Emotional people, not economists. What is cool about economists though is that they can use numbers, facts, to disprove certain myths about the machinations of government, whether those machinations function for the people, or do something harmful to the people.
Thomas Sowell argues persuasively, imho, against special programs to help certain sectors of the population, like the equal opportunity advantages, which as he points out, actually halt the progress minority populations were making before implementation, and these helpful though supposedly temporary programs never go away, despite their sunset clauses. As you peel away the "do-gooder" activities of the federal government, you expose them, and reduce the size of government through simply the anticipation of ridicule. It's tough to argue against school lunches, but the federal government has no busines funding them. What about Saturdays and Sundays and all summer long? Who feeds the children then? ... and yet they show up for school on Monday.
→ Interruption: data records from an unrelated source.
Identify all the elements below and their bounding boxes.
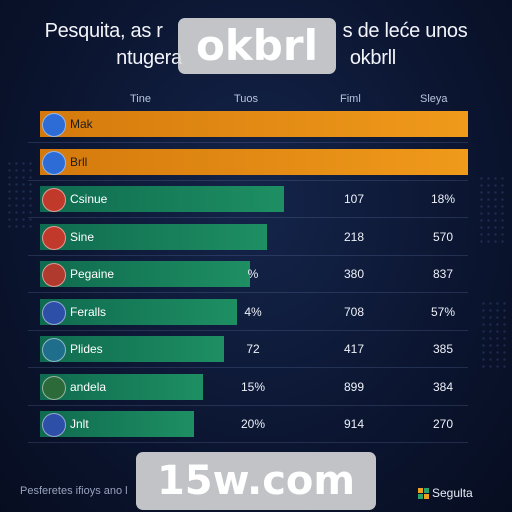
table-cell-c3: 107 (343, 192, 365, 206)
emblem-icon (42, 188, 66, 212)
bar-mark (40, 186, 284, 212)
column-header-4: Sleya (420, 93, 448, 105)
bar-mark (40, 261, 250, 287)
table-cell-c3: 380 (343, 267, 365, 281)
table-cell-c4: 270 (432, 417, 454, 431)
row-divider (28, 405, 468, 406)
emblem-icon (42, 151, 66, 175)
table-cell-c2: 4% (244, 305, 262, 319)
bar-category-label: Pegaine (70, 267, 115, 281)
emblem-icon (42, 413, 66, 437)
footer-brand: Segulta (418, 486, 473, 500)
table-cell-c2: 15% (240, 380, 266, 394)
bar-mark (40, 299, 237, 325)
bar-category-label: Plides (70, 342, 103, 356)
bar-category-label: Mak (70, 117, 93, 131)
bar-category-label: andela (70, 380, 107, 394)
row-divider (28, 442, 468, 443)
bar-mark (40, 336, 224, 362)
table-cell-c3: 899 (343, 380, 365, 394)
emblem-icon (42, 226, 66, 250)
emblem-icon (42, 301, 66, 325)
row-divider (28, 180, 468, 181)
table-cell-c3: 218 (343, 230, 365, 244)
row-divider (28, 142, 468, 143)
emblem-icon (42, 376, 66, 400)
table-cell-c4: 57% (430, 305, 456, 319)
table-cell-c4: 384 (432, 380, 454, 394)
column-header-1: Tine (130, 93, 151, 105)
bar-mark (40, 111, 468, 137)
table-cell-c4: 18% (430, 192, 456, 206)
footer-brand-label: Segulta (432, 486, 473, 500)
footer-note: Pesferetes ifioys ano l (20, 485, 128, 497)
bar-mark (40, 374, 203, 400)
chart-title-part: ntugera (116, 47, 182, 69)
emblem-icon (42, 263, 66, 287)
bar-mark (40, 224, 267, 250)
row-divider (28, 367, 468, 368)
table-cell-c2: 72 (246, 342, 260, 356)
chart-title-line-2: ntugera okbrll (0, 47, 512, 70)
decorative-dots (478, 175, 506, 245)
table-cell-c3: 914 (343, 417, 365, 431)
decorative-dots (6, 160, 34, 230)
row-divider (28, 330, 468, 331)
table-cell-c3: 417 (343, 342, 365, 356)
row-divider (28, 217, 468, 218)
table-cell-c3: 708 (343, 305, 365, 319)
bar-category-label: Feralls (70, 305, 107, 319)
watermark-top: okbrl (178, 18, 336, 74)
chart-title-part: Pesquita, as r (44, 20, 163, 42)
decorative-dots (480, 300, 508, 370)
bar-category-label: Brll (70, 155, 88, 169)
bar-mark (40, 149, 468, 175)
chart-title-part: okbrll (349, 47, 396, 69)
bar-category-label: Jnlt (70, 417, 89, 431)
table-cell-c4: 837 (432, 267, 454, 281)
chart-title-part: s de leće unos (342, 20, 468, 42)
column-header-3: Fiml (340, 93, 361, 105)
emblem-icon (42, 113, 66, 137)
chart-title-line-1: Pesquita, as r s de leće unos (0, 20, 512, 43)
table-cell-c4: 385 (432, 342, 454, 356)
bar-category-label: Sine (70, 230, 95, 244)
table-cell-c2: 20% (240, 417, 266, 431)
column-header-2: Tuos (234, 93, 259, 105)
brand-logo-icon (418, 487, 429, 499)
row-divider (28, 292, 468, 293)
emblem-icon (42, 338, 66, 362)
watermark-bottom: 15w.com (136, 452, 376, 510)
table-cell-c2: % (247, 267, 259, 281)
table-cell-c4: 570 (432, 230, 454, 244)
row-divider (28, 255, 468, 256)
bar-category-label: Csinue (70, 192, 108, 206)
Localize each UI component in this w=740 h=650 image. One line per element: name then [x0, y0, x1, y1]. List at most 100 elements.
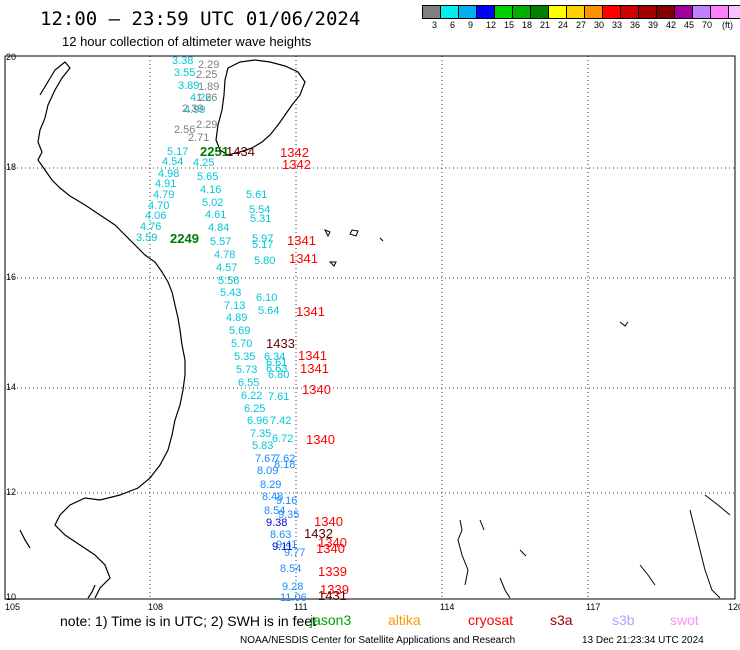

NO. Taxayers are being exploited.
School buses are another exploitation of taxpayers, and by the automotive industry's lobbying skills!
They only used a few hours per day that they are in use, AND they sit all summer long, while public transit needs go wanting. In a few years, seniors will be on the road who have no business driving, but they will drive despite the risks because they have no alternatives in public transportation. Roads keep widening to accomodate the vehicles; railroads got too big for their breeches; bus systems can't take the losses in ridership.
What a bus system can reasonably charge passengers, only covers the cost of collection and accounting for the fares....and it delays the passengers from getting to their destinations. A pre-paid system fills the bus, reduces traffic congestion, and the need for widening roads, improves the air quality of a valley subject to inversions. A libertarian, I suspect would argue against any such service being provided by the government.
In the regional system I'm describing the businesses in small communities were adamantly opposed, but they found that more shoppers came their way with the bus service than would drive the distance. Not what you'd expect. The businesses in my community haven't quite got their heads around it yet, but our aging population will clue them in eventually.